5 Discussion: Implications for Regional Prediction
The NAO governs many aspects of European and North American winter weather, and predictability of the NAO therefore leads to similarly skillful predictions of surface winter climate (Figure 4). For example, the risk of damaging winter wind storms is highly relevant to the insurance sector [Renggli et al., 2011], and this quantity can be predicted with high levels of skill across northern Europe and large areas of North America (Figure 4a). Similarly, winter temperatures have impacts on energy pricing and can disrupt transport networks [Palin et al., 2013] but show predictability across large areas around the Atlantic Basin in our seasonal forecasts (Figure 4c). Finally, also related to atmospheric circulation, skillful prediction of near-surface winter wind speeds is demonstrated, again across large areas of Europe and North America (Figure 4e). This quantity is increasingly important as it governs year to year variations in the supply of wind-generated renewable energy. While Figures 4a, 4c, and 4e show large areas of significant correlation skill between the forecasts and observed historical conditions, there are patches of low skill for some fields in regions known to be affected by the NAO, such as temperature in northern Europe, which may arise due to imperfect model teleconnections.

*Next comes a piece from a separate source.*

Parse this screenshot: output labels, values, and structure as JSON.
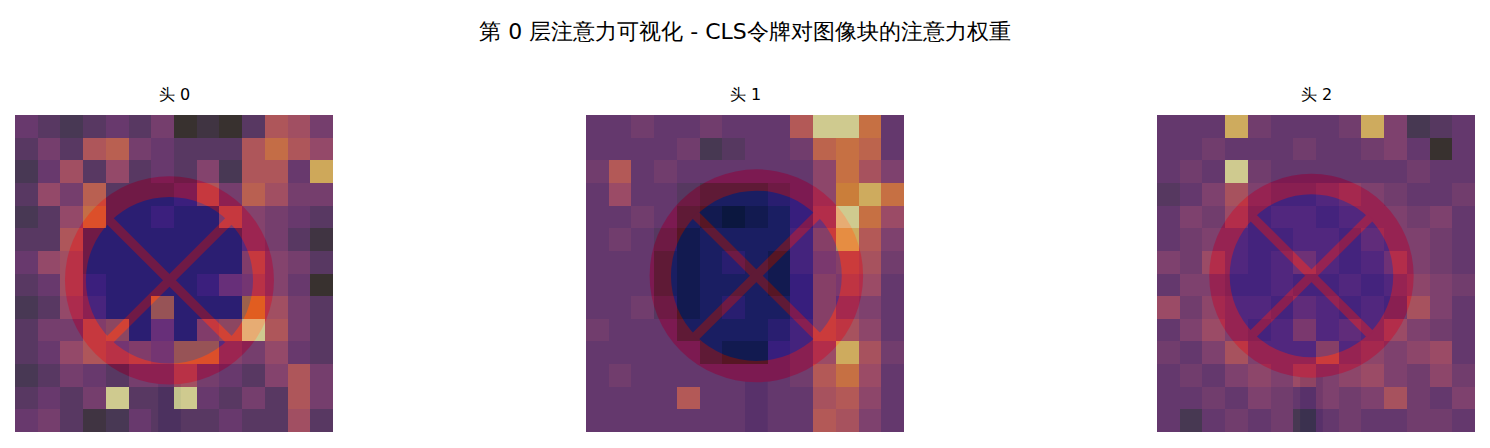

It is therefore interesting to ask how well the forecast NAO alone would serve as a proxy for regional prediction. Using only the forecast NAO (Figures 4b, 4d, and 4f) suggests that much of the skill in our forecasts arises from the prediction of the NAO alone. For example, the small regions where storminess is poorly predicted in Figure 4a coincide with regions where the NAO influence is weak (Figure 4b). Furthermore, while skill in North America arises from ENSO and the NAO, for regions such as Europe where the NAO dominates, then simply using the forecast NAO may actually improve regional predictions (Figure 4d). Using either methodology, and assuming that the recent 20 year period is representative of coming years, predictions from this system could allow plans to be made months ahead for the risk of key weather-related impacts on society.

Acknowledgments
This work was supported by the Joint DECC/Defra Met Office Hadley Centre Climate Programme (GA01101), the UK Public Weather Service research program, and the European Union Framework 7 SPECS project. Leon Hermanson was funded as part of his Research Fellowship by Willis as part of Willis Research Network (WRN). We acknowledge discussions with Warwick Norton, Dan Rowlands, Ed Hawkins, Tim Palmer, and Rowan Sutton when comparing these results to other seasonal forecasts and assessing predictability.
The Editor thanks two anonymous reviewers for their assistance in evaluating this paper.